En cas de donation avec réserve d’usufruit, l’acte devra être notarié. Lors que cet acte notarié est passé en Belgique, les droits de donation sont obligatoirement dus.

Dans l’hypothèse où la passation de l’acte a lieu par devant un notaire étranger, l’obligation d’enregistrer l’acte (et de facto de payer les droits de donation) tombe si la législation dudit pays étranger ne l’impose pas. Tel est le cas par exemple de la législation aux Pays-Bas.

Cette solution était jusqu’il y a peu idéale pour planifier une transmission de patrimoine sans payer d’impôt.
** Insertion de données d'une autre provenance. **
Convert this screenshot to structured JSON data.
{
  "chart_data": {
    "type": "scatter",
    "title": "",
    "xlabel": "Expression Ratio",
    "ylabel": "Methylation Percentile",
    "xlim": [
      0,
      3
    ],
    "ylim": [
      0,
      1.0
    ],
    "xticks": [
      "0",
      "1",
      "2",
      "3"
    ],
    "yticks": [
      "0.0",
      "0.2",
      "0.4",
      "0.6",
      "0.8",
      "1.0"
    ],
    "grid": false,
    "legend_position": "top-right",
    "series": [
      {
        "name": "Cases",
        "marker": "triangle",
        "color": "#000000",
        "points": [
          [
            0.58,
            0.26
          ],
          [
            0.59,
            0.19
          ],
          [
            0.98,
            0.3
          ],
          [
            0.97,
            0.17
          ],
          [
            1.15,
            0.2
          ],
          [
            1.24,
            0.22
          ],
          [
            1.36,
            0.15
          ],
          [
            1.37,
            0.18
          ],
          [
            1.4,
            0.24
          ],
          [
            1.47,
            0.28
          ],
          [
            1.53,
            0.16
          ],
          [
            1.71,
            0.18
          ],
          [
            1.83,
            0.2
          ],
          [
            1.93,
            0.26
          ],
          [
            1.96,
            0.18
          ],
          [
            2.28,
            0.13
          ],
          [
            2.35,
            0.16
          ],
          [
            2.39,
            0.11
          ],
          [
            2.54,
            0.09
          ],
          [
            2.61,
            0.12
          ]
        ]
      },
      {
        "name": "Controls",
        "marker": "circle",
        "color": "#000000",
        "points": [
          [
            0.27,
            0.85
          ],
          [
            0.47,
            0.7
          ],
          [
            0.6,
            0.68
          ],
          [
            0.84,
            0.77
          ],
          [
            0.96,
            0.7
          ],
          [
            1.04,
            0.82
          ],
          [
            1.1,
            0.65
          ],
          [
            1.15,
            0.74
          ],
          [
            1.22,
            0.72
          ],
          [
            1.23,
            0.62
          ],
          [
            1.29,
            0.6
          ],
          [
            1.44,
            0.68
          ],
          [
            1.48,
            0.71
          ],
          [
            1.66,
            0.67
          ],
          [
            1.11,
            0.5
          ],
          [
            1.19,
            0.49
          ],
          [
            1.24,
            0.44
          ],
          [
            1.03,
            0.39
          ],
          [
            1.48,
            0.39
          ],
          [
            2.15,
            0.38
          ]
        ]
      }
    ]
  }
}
L’administration fiscale flamande a cependant changé son point de vue sur cette pratique : elle impose d’enregistrer en Belgique la donation faite à l’étranger, à défaut de quoi les avoirs donnés seront soumis à l’impôt de succession.

Pour les résidents bruxellois et wallons, les règles n’ont pas changé : si les parties choisissent de ne pas enregistrer la donation en Belgique, il faudra que le donateur survive trois ans après la donation que les biens donnés échappent définitivement aux droits de succession.

Conclusion

La société de droit commun est un outil de planification idéal pour préparer la transmission d’avoirs mobiliers, tout en conservant le contrôle.

Si tel est votre objectif, faites-vous accompagner par un spécialiste pour discuter des différentes clauses à insérer dans les statuts de votre société de droit commun.